Either download from Zenodo and then run docker image load -i caesar.tar.gz
.
Alternatively, via Github packages:
docker pull ghcr.io/philipp15b/caesar:oopsla23-aec --platform linux/amd64
Entering the artifact environment.
Simply run the caesar
image with Docker.
This will open a bash
shell in the /root/caesar
directory with the caesar
and pgcl2heyvl
commands available.
docker run -it ghcr.io/philipp15b/caesar:oopsla23-aec
The image is based on on Debian Bullseye (slim), so the apt
package manager is available.
The editors vim
and nano
are installed already.
Running the benchmarks. To reproduce our benchmarks (Table 2), execute
fish run-benchmarks.fish
The script will run the list of benchmarks specified in benchmarks.txt
in sequence (usually in < 10min).
After completion, the results will be printed as an ASCII table to the terminal as well to the CSV file benchmark-results.csv
.
Documentation.
- We provide more detailed usage and syntax instructions in our documentation.
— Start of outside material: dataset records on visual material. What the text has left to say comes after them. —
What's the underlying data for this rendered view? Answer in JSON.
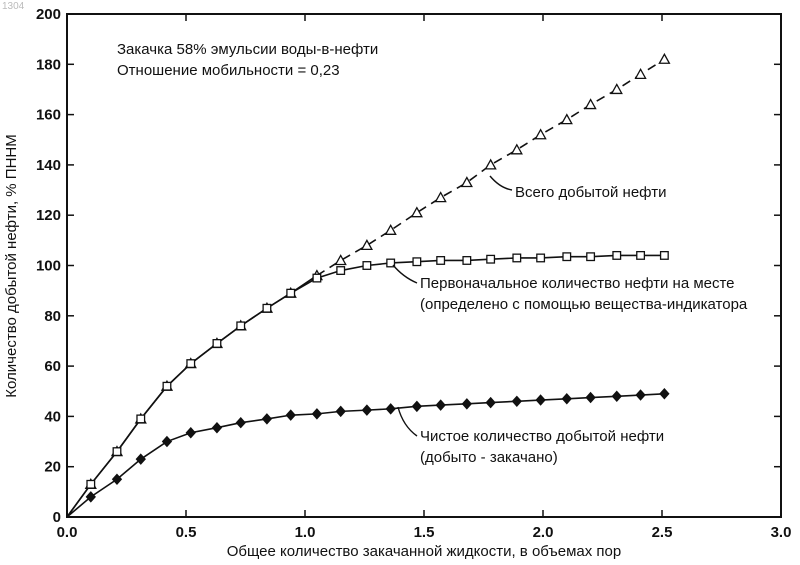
{
  "corner_mark": "1304",
  "chart_data": {
    "type": "line",
    "xlabel": "Общее количество закачанной жидкости, в объемах пор",
    "ylabel": "Количество добытой нефти, % ПННМ",
    "xlim": [
      0,
      3
    ],
    "ylim": [
      0,
      200
    ],
    "xticks": [
      "0.0",
      "0.5",
      "1.0",
      "1.5",
      "2.0",
      "2.5",
      "3.0"
    ],
    "yticks": [
      "0",
      "20",
      "40",
      "60",
      "80",
      "100",
      "120",
      "140",
      "160",
      "180",
      "200"
    ],
    "grid": false,
    "annotations": [
      "Закачка 58% эмульсии воды-в-нефти",
      "Отношение мобильности = 0,23"
    ],
    "series": [
      {
        "name": "Всего добытой нефти",
        "marker": "triangle-open",
        "x": [
          0,
          0.1,
          0.21,
          0.31,
          0.42,
          0.52,
          0.63,
          0.73,
          0.84,
          0.94,
          1.05,
          1.15,
          1.26,
          1.36,
          1.47,
          1.57,
          1.68,
          1.78,
          1.89,
          1.99,
          2.1,
          2.2,
          2.31,
          2.41,
          2.51
        ],
        "values": [
          0,
          13,
          26,
          39,
          52,
          61,
          69,
          76,
          83,
          89,
          96,
          102,
          108,
          114,
          121,
          127,
          133,
          140,
          146,
          152,
          158,
          164,
          170,
          176,
          182
        ]
      },
      {
        "name": "Первоначальное количество нефти на месте (определено с помощью вещества-индикатора",
        "marker": "square-open",
        "x": [
          0,
          0.1,
          0.21,
          0.31,
          0.42,
          0.52,
          0.63,
          0.73,
          0.84,
          0.94,
          1.05,
          1.15,
          1.26,
          1.36,
          1.47,
          1.57,
          1.68,
          1.78,
          1.89,
          1.99,
          2.1,
          2.2,
          2.31,
          2.41,
          2.51
        ],
        "values": [
          0,
          13,
          26,
          39,
          52,
          61,
          69,
          76,
          83,
          89,
          95,
          98,
          100,
          101,
          101.5,
          102,
          102,
          102.5,
          103,
          103,
          103.5,
          103.5,
          104,
          104,
          104
        ]
      },
      {
        "name": "Чистое количество добытой нефти (добыто - закачано)",
        "marker": "diamond-filled",
        "x": [
          0,
          0.1,
          0.21,
          0.31,
          0.42,
          0.52,
          0.63,
          0.73,
          0.84,
          0.94,
          1.05,
          1.15,
          1.26,
          1.36,
          1.47,
          1.57,
          1.68,
          1.78,
          1.89,
          1.99,
          2.1,
          2.2,
          2.31,
          2.41,
          2.51
        ],
        "values": [
          0,
          8,
          15,
          23,
          30,
          33.5,
          35.5,
          37.5,
          39,
          40.5,
          41,
          42,
          42.5,
          43,
          44,
          44.5,
          45,
          45.5,
          46,
          46.5,
          47,
          47.5,
          48,
          48.5,
          49
        ]
      }
    ],
    "labels": [
      {
        "series": 0,
        "lines": [
          "Всего добытой нефти"
        ]
      },
      {
        "series": 1,
        "lines": [
          "Первоначальное количество нефти на месте",
          "(определено с помощью вещества-индикатора"
        ]
      },
      {
        "series": 2,
        "lines": [
          "Чистое количество добытой нефти",
          "(добыто - закачано)"
        ]
      }
    ]
  }
}
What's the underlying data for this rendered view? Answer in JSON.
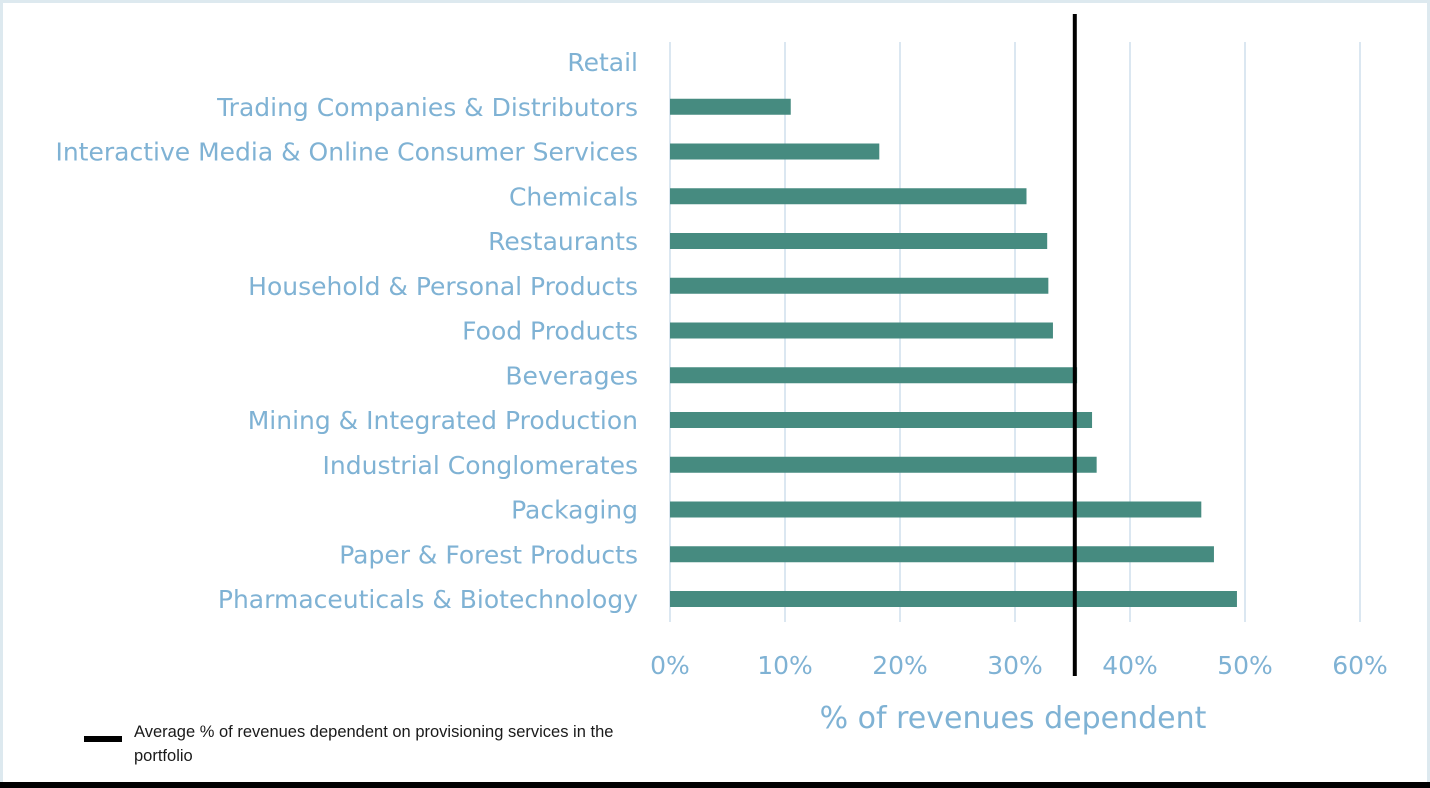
{
  "chart_data": {
    "type": "bar",
    "orientation": "horizontal",
    "categories": [
      "Retail",
      "Trading Companies & Distributors",
      "Interactive Media & Online Consumer Services",
      "Chemicals",
      "Restaurants",
      "Household & Personal Products",
      "Food Products",
      "Beverages",
      "Mining & Integrated Production",
      "Industrial Conglomerates",
      "Packaging",
      "Paper & Forest Products",
      "Pharmaceuticals & Biotechnology"
    ],
    "values": [
      0,
      10.5,
      18.2,
      31,
      32.8,
      32.9,
      33.3,
      35.4,
      36.7,
      37.1,
      46.2,
      47.3,
      49.3
    ],
    "value_unit": "%",
    "xlabel": "% of revenues dependent",
    "ylabel": "",
    "xlim": [
      0,
      60
    ],
    "ticks": [
      0,
      10,
      20,
      30,
      40,
      50,
      60
    ],
    "tick_labels": [
      "0%",
      "10%",
      "20%",
      "30%",
      "40%",
      "50%",
      "60%"
    ],
    "grid": true,
    "average_line": {
      "value": 35.2,
      "legend_label": "Average % of revenues dependent on provisioning services in the portfolio"
    },
    "legend_position": "bottom-left",
    "colors": {
      "bar": "#468b80",
      "labels": "#7fb2d4",
      "grid": "#dbe7f1",
      "average_line": "#000000"
    }
  }
}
It is available online and the source code can be found in
docs/src
(Markdown files). - Caesar has Rustdoc documentation, but we do not include the generated files or the Rust compiler in this artifact.
2. Piece by Piece: How Our Artifact Supports the Paper's Claims
Section 5.2 of our paper states our key claims with respect to this artifact.
In this document,
- Section 2.1. explains how to run our benchmarks (Table 2).
- Section 2.3. explains how to automatically generate HeyVL files using our prototypical frontend pgcl2heyvl.
2.1. Running Our Benchmarks
To reproduce our benchmarks (Table 2), execute
fish run-benchmarks.fish
The script will run the list of benchmarks specified in benchmarks.txt
in sequence.
After completion (usually in < 10min), the results will be printed as an ASCII table to the terminal as well to the CSV file benchmark-results.csv
.
Note: To allow reproducing results on slower machines and virtualized environments, we increased the timeout for each benchmark from 10s to 60s.